If the reserve margin is 15% and the system is 1,800 MW of peak load with 2,070 MW of available capacity under median-year assumptions, a 36 MW ELCC reduction from solar stress takes available capacity to 2,034 MW — a 13% reserve margin, below the 15% planning threshold. The plan passes in the median and fails in the P90 solar year. That is a real adequacy risk that a median-only IRP missed entirely.
We're not saying every IRP needs to be planned against P90 solar conditions — that would result in systematic over-procurement of dispatchable capacity. We're saying that the IRP should explicitly quantify the LOLE impact of a low-solar year, make that risk visible, and decide whether additional adequacy hedges (battery storage, demand response contracts, extended gas peaker availability) are warranted based on that quantified risk rather than treating median-year assumptions as conservative planning.
Correlated weather risk across the portfolio
A single-site capacity factor stress test understates the risk in a regional portfolio, because low-irradiance years are driven by regional-scale climate patterns that affect all sites in a geographic footprint simultaneously. A utility with 800 MW of solar spread across ten sites in Colorado and New Mexico is not holding ten statistically independent capacity factor risks — the sites are highly correlated in their annual energy output because they are all under the influence of the same synoptic-scale forcing.
The correlation structure between sites in a regional portfolio should be explicitly characterized in the IRP stress test. Two sites 40 km apart in similar terrain may have a 0.85–0.90 correlation in annual GHI. Two sites 400 km apart across a mountain range may have a 0.60–0.70 correlation — lower, but still substantially correlated relative to what a diversification-assumes-independence model would imply. Portfolio-level ELCC in a stressed year should be computed using correlated production profiles, not as a simple sum of uncorrelated individual ELCCs.
What this means for capacity procurement decisions
The practical implication for IRP process is that solar capacity needs to be represented in the model with a distribution over annual performance outcomes, not a single central estimate. That distribution should be derived from site-specific irradiance history, ideally 20+ years, supplemented by climatological analysis of the relationship between large-scale climate indices and regional irradiance anomalies.
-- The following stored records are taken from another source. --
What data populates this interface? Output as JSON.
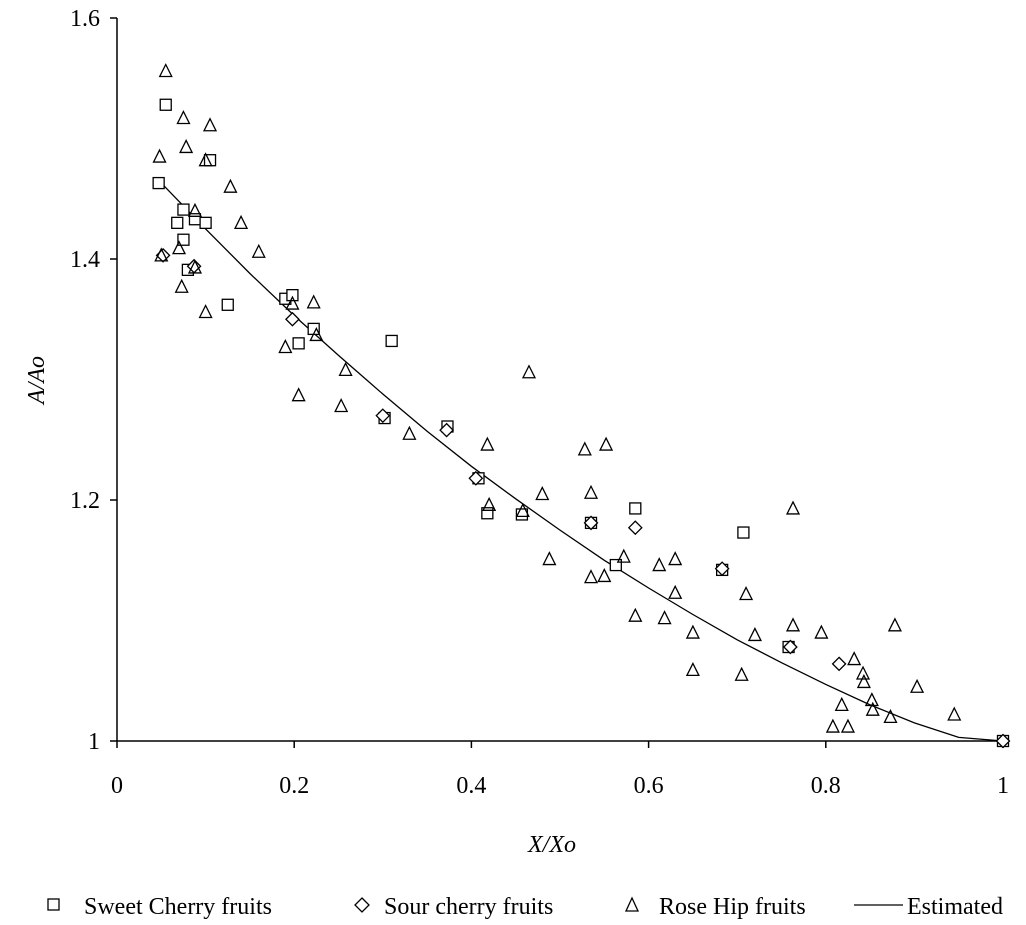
{
  "chart_data": {
    "type": "scatter",
    "xlabel": "X/Xo",
    "ylabel": "A/Ao",
    "xlim": [
      0,
      1
    ],
    "ylim": [
      1,
      1.6
    ],
    "x_ticks": [
      "0",
      "0.2",
      "0.4",
      "0.6",
      "0.8",
      "1"
    ],
    "y_ticks": [
      "1",
      "1.2",
      "1.4",
      "1.6"
    ],
    "grid": false,
    "legend_position": "bottom",
    "series": [
      {
        "name": "Sweet Cherry fruits",
        "marker": "square",
        "points": [
          [
            0.047,
            1.463
          ],
          [
            0.055,
            1.528
          ],
          [
            0.068,
            1.43
          ],
          [
            0.075,
            1.441
          ],
          [
            0.075,
            1.416
          ],
          [
            0.08,
            1.391
          ],
          [
            0.088,
            1.433
          ],
          [
            0.1,
            1.43
          ],
          [
            0.105,
            1.482
          ],
          [
            0.125,
            1.362
          ],
          [
            0.19,
            1.367
          ],
          [
            0.198,
            1.37
          ],
          [
            0.205,
            1.33
          ],
          [
            0.222,
            1.342
          ],
          [
            0.302,
            1.268
          ],
          [
            0.31,
            1.332
          ],
          [
            0.373,
            1.261
          ],
          [
            0.408,
            1.218
          ],
          [
            0.418,
            1.189
          ],
          [
            0.457,
            1.188
          ],
          [
            0.535,
            1.181
          ],
          [
            0.563,
            1.146
          ],
          [
            0.585,
            1.193
          ],
          [
            0.683,
            1.142
          ],
          [
            0.707,
            1.173
          ],
          [
            0.758,
            1.078
          ],
          [
            1.0,
            1.0
          ]
        ]
      },
      {
        "name": "Sour cherry fruits",
        "marker": "diamond",
        "points": [
          [
            0.052,
            1.403
          ],
          [
            0.087,
            1.394
          ],
          [
            0.198,
            1.35
          ],
          [
            0.3,
            1.27
          ],
          [
            0.372,
            1.258
          ],
          [
            0.405,
            1.218
          ],
          [
            0.535,
            1.181
          ],
          [
            0.585,
            1.177
          ],
          [
            0.683,
            1.143
          ],
          [
            0.76,
            1.078
          ],
          [
            0.815,
            1.064
          ],
          [
            1.0,
            1.0
          ]
        ]
      },
      {
        "name": "Rose Hip fruits",
        "marker": "triangle",
        "points": [
          [
            0.055,
            1.556
          ],
          [
            0.048,
            1.485
          ],
          [
            0.075,
            1.517
          ],
          [
            0.078,
            1.493
          ],
          [
            0.105,
            1.511
          ],
          [
            0.1,
            1.482
          ],
          [
            0.128,
            1.46
          ],
          [
            0.088,
            1.44
          ],
          [
            0.14,
            1.43
          ],
          [
            0.05,
            1.403
          ],
          [
            0.07,
            1.409
          ],
          [
            0.088,
            1.393
          ],
          [
            0.16,
            1.406
          ],
          [
            0.073,
            1.377
          ],
          [
            0.1,
            1.356
          ],
          [
            0.19,
            1.327
          ],
          [
            0.222,
            1.364
          ],
          [
            0.198,
            1.363
          ],
          [
            0.225,
            1.337
          ],
          [
            0.205,
            1.287
          ],
          [
            0.258,
            1.308
          ],
          [
            0.253,
            1.278
          ],
          [
            0.33,
            1.255
          ],
          [
            0.418,
            1.246
          ],
          [
            0.42,
            1.196
          ],
          [
            0.458,
            1.191
          ],
          [
            0.465,
            1.306
          ],
          [
            0.48,
            1.205
          ],
          [
            0.488,
            1.151
          ],
          [
            0.528,
            1.242
          ],
          [
            0.535,
            1.206
          ],
          [
            0.552,
            1.246
          ],
          [
            0.535,
            1.136
          ],
          [
            0.55,
            1.137
          ],
          [
            0.572,
            1.153
          ],
          [
            0.585,
            1.104
          ],
          [
            0.612,
            1.146
          ],
          [
            0.618,
            1.102
          ],
          [
            0.63,
            1.151
          ],
          [
            0.63,
            1.123
          ],
          [
            0.65,
            1.09
          ],
          [
            0.65,
            1.059
          ],
          [
            0.705,
            1.055
          ],
          [
            0.71,
            1.122
          ],
          [
            0.72,
            1.088
          ],
          [
            0.763,
            1.193
          ],
          [
            0.763,
            1.096
          ],
          [
            0.795,
            1.09
          ],
          [
            0.818,
            1.03
          ],
          [
            0.832,
            1.068
          ],
          [
            0.842,
            1.056
          ],
          [
            0.843,
            1.049
          ],
          [
            0.852,
            1.034
          ],
          [
            0.853,
            1.026
          ],
          [
            0.808,
            1.012
          ],
          [
            0.825,
            1.012
          ],
          [
            0.873,
            1.02
          ],
          [
            0.878,
            1.096
          ],
          [
            0.903,
            1.045
          ],
          [
            0.945,
            1.022
          ]
        ]
      },
      {
        "name": "Estimated",
        "marker": "line",
        "points": [
          [
            0.05,
            1.463
          ],
          [
            0.1,
            1.425
          ],
          [
            0.15,
            1.388
          ],
          [
            0.2,
            1.353
          ],
          [
            0.25,
            1.32
          ],
          [
            0.3,
            1.288
          ],
          [
            0.35,
            1.257
          ],
          [
            0.4,
            1.228
          ],
          [
            0.45,
            1.201
          ],
          [
            0.5,
            1.175
          ],
          [
            0.55,
            1.15
          ],
          [
            0.6,
            1.127
          ],
          [
            0.65,
            1.105
          ],
          [
            0.7,
            1.084
          ],
          [
            0.75,
            1.065
          ],
          [
            0.8,
            1.047
          ],
          [
            0.85,
            1.03
          ],
          [
            0.9,
            1.015
          ],
          [
            0.95,
            1.003
          ],
          [
            1.0,
            1.0
          ]
        ]
      }
    ]
  }
}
Battery storage paired with solar changes the analysis further: the battery's contribution to ELCC depends partly on how often it can be fully charged during peak irradiance hours, which is itself a function of the solar capacity factor distribution. A storage-plus-solar system's combined ELCC in a P90 solar year is more complex to characterize than either asset separately, and it requires production profiles for both assets under correlated atmospheric forcing.
The quality of the long-range capacity planning output is bounded by the quality of the renewable performance characterization going into the model. Getting that characterization right — using probabilistic distributions rather than single-point capacity factor assumptions, characterizing regional correlation structure, and stress-testing against tail climate scenarios — is where the investment in better data and better methodology has its highest return in IRP work.